A Justiça do Rio de Janeiro negou um recurso da defesa do goleiro Bruno Fernandes e manteve a decisão que determina o retorno dele à prisão em regime semiaberto. O ex-jogador é considerado foragido desde o dia 5 de março, quando teve a liberdade revogada.
A decisão foi assinada pelo juiz Rafael Estrela Nóbrega, da Vara de Execuções Penais. Segundo o magistrado, não há irregularidades na determinação anterior e eventuais questionamentos da defesa devem ser feitos por meio de recurso apropriado, e não por embargos de declaração (instrumento utilizado pelos advogados e rejeitado pela Justiça).

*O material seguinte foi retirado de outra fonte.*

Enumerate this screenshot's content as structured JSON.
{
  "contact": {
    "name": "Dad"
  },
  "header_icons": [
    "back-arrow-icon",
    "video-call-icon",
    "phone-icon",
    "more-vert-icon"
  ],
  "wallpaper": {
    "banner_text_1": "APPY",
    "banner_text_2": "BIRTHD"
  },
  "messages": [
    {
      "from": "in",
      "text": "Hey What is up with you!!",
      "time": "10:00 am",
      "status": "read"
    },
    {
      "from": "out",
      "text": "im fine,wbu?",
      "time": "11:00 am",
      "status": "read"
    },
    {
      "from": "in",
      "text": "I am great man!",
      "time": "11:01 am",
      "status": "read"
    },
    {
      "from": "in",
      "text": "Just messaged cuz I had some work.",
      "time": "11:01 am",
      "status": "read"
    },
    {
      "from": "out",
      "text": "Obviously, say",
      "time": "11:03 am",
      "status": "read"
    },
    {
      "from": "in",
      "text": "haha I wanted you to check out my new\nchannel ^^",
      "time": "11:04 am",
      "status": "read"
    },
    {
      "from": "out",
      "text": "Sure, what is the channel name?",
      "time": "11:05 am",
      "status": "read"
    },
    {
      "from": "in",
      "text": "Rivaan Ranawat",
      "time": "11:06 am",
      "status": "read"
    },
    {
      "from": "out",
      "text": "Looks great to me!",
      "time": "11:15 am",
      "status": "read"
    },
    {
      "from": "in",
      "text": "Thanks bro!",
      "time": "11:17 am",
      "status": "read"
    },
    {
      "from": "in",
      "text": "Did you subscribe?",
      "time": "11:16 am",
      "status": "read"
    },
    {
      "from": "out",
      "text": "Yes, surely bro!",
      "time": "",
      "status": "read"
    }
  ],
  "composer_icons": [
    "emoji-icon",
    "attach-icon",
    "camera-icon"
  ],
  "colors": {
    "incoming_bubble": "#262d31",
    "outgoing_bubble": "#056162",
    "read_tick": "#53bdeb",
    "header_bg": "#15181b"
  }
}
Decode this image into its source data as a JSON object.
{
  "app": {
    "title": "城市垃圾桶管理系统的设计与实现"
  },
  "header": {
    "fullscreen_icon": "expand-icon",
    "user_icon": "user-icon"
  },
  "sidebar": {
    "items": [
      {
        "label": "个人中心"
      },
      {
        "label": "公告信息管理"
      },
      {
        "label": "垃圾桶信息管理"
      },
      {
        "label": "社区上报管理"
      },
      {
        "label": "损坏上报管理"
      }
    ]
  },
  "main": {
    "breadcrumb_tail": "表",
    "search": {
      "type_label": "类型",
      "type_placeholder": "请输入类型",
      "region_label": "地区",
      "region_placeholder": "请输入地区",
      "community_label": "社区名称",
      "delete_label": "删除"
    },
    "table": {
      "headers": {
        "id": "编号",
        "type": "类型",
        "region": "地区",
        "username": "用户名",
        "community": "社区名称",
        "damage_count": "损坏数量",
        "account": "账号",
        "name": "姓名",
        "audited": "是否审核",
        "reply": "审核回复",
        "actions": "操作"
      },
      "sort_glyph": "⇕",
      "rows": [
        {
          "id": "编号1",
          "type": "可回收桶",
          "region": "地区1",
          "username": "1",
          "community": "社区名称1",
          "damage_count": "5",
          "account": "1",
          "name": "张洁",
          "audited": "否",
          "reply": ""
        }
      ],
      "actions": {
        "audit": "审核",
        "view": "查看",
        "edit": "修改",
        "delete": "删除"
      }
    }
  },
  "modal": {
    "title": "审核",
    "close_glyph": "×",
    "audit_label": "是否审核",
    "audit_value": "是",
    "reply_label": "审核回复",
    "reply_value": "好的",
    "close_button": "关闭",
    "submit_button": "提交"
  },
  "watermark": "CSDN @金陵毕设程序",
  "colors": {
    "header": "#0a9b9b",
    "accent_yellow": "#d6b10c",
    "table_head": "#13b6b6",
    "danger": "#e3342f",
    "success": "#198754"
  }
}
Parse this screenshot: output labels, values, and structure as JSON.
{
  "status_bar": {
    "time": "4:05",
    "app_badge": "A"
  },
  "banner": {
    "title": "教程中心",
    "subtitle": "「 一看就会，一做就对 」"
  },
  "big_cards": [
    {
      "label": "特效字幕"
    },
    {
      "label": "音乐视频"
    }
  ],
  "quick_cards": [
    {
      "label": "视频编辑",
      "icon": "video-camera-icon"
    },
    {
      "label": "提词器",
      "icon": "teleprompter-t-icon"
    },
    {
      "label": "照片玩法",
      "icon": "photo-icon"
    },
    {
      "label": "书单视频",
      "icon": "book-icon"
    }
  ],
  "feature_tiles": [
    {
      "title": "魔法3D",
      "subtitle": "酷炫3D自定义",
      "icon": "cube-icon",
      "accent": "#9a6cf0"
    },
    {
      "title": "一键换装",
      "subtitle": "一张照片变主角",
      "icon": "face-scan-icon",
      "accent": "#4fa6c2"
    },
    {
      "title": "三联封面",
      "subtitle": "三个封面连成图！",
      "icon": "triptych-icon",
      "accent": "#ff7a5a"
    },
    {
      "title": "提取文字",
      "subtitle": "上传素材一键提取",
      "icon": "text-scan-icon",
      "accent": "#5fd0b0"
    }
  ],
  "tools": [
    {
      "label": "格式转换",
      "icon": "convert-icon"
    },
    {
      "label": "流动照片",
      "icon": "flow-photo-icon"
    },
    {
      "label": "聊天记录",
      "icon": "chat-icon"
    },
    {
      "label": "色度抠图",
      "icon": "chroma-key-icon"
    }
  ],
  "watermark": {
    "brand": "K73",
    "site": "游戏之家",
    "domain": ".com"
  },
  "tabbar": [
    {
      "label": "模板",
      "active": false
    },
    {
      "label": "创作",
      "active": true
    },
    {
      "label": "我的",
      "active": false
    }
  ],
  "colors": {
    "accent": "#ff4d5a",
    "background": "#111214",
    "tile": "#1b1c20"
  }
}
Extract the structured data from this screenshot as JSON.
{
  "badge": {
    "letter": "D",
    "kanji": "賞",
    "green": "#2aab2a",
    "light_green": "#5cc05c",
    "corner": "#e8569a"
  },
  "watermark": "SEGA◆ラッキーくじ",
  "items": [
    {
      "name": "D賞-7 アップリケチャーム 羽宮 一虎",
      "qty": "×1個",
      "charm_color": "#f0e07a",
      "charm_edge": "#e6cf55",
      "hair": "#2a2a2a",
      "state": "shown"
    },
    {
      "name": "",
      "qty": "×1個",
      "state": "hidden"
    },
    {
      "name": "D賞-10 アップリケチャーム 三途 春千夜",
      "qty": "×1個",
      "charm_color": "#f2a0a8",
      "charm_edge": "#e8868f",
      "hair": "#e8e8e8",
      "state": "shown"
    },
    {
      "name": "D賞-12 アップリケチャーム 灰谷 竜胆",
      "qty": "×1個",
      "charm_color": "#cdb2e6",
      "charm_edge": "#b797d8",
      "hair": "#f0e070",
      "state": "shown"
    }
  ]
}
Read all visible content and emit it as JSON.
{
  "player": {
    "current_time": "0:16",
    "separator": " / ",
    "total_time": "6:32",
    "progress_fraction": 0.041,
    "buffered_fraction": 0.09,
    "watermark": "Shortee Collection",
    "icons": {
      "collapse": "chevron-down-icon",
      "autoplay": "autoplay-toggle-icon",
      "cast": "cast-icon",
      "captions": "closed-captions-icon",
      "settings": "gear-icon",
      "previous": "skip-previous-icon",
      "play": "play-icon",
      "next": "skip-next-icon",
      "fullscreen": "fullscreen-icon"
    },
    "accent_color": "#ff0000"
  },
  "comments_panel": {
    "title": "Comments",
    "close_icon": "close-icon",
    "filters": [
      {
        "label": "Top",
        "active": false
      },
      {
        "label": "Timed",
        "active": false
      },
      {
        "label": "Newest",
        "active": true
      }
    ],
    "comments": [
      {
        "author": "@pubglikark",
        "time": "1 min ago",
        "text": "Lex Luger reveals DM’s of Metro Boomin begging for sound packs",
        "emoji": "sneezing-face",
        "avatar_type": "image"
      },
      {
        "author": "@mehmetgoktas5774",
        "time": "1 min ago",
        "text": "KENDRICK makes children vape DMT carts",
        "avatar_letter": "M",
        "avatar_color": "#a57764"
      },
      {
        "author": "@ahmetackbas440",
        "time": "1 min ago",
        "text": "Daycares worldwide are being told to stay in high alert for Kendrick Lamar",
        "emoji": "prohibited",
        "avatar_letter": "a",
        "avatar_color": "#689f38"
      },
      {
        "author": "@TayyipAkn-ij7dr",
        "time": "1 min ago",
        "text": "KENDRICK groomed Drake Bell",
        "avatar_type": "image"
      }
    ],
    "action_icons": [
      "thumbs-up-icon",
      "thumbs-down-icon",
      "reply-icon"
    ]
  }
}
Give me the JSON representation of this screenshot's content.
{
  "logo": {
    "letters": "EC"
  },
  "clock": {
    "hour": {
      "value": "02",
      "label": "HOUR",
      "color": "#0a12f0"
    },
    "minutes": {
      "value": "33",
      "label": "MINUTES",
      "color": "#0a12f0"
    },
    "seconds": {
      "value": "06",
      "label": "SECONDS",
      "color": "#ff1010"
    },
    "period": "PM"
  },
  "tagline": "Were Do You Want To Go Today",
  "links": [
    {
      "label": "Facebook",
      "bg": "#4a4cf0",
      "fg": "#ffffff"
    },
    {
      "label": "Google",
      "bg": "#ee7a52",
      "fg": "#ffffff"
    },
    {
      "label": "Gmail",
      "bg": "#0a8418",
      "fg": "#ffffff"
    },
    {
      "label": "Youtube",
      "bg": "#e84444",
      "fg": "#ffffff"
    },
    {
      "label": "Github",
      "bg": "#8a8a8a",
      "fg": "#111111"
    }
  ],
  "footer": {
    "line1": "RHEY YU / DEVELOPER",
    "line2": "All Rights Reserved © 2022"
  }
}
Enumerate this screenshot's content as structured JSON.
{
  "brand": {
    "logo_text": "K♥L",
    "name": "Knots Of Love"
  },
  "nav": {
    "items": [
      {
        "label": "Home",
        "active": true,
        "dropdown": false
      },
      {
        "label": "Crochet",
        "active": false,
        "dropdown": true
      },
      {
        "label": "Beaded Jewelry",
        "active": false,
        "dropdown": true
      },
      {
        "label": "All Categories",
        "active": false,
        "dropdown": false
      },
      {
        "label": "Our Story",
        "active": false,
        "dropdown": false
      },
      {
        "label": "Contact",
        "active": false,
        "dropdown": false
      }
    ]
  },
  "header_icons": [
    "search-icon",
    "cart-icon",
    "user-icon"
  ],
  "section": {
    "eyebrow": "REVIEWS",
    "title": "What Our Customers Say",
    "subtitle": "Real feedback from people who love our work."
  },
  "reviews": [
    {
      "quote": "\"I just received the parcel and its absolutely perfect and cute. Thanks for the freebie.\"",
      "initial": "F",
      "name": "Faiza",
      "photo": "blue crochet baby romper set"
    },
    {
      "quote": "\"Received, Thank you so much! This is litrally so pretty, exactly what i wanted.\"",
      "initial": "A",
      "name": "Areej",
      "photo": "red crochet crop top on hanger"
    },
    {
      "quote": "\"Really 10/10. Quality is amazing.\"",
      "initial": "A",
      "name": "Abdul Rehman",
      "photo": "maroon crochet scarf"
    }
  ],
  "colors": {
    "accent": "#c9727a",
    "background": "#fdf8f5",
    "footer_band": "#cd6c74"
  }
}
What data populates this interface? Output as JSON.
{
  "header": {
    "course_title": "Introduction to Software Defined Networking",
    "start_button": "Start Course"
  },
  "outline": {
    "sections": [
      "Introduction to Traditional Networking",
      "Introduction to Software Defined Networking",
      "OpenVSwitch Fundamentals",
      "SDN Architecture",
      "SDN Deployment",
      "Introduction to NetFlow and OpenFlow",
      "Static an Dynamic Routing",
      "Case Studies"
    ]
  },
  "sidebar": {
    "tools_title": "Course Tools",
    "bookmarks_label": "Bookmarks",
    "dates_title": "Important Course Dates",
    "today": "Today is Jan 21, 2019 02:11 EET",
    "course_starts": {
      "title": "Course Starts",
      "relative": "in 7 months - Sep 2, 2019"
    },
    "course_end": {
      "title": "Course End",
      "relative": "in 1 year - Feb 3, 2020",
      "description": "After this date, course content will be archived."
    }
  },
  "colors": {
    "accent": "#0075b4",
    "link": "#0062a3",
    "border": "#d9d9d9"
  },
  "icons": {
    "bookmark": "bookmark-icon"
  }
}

Com isso, segue válida a ordem para que Bruno volte a cumprir pena no regime semiaberto, que, no estado do Rio, deve ocorrer em unidade prisional, salvo autorização específica.
A regressão do benefício foi motivada pelo descumprimento de condições impostas pela Justiça. Entre elas, a proibição de deixar o estado sem autorização e a obrigatoriedade de recolhimento noturno.
De acordo com as investigações, o ex-goleiro viajou ao Acre para atuar por um clube local sem permissão judicial e participou de atividades noturnas, o que contraria as regras do regime.
O Ministério Público chegou a pedir a regressão para o regime fechado, alegando reiteradas violações, mas a Justiça optou apenas pela revogação do livramento condicional e retorno ao semiaberto.
Após não se apresentar voluntariamente, Bruno Fernandes passou a ser considerado foragido. A Polícia Civil do Rio de Janeiro incluiu o nome do ex-jogador na lista de procurados e divulgou um cartaz pedindo apoio da população para localizá-lo.
Condenado em 2013 a mais de 22 anos de prisão por homicídio triplamente qualificado, sequestro e ocultação de cadáver, Bruno cumpria pena em liberdade condicional até a revogação do benefício.
Até o momento, a defesa do ex-goleiro não se manifestou sobre a decisão mais recente.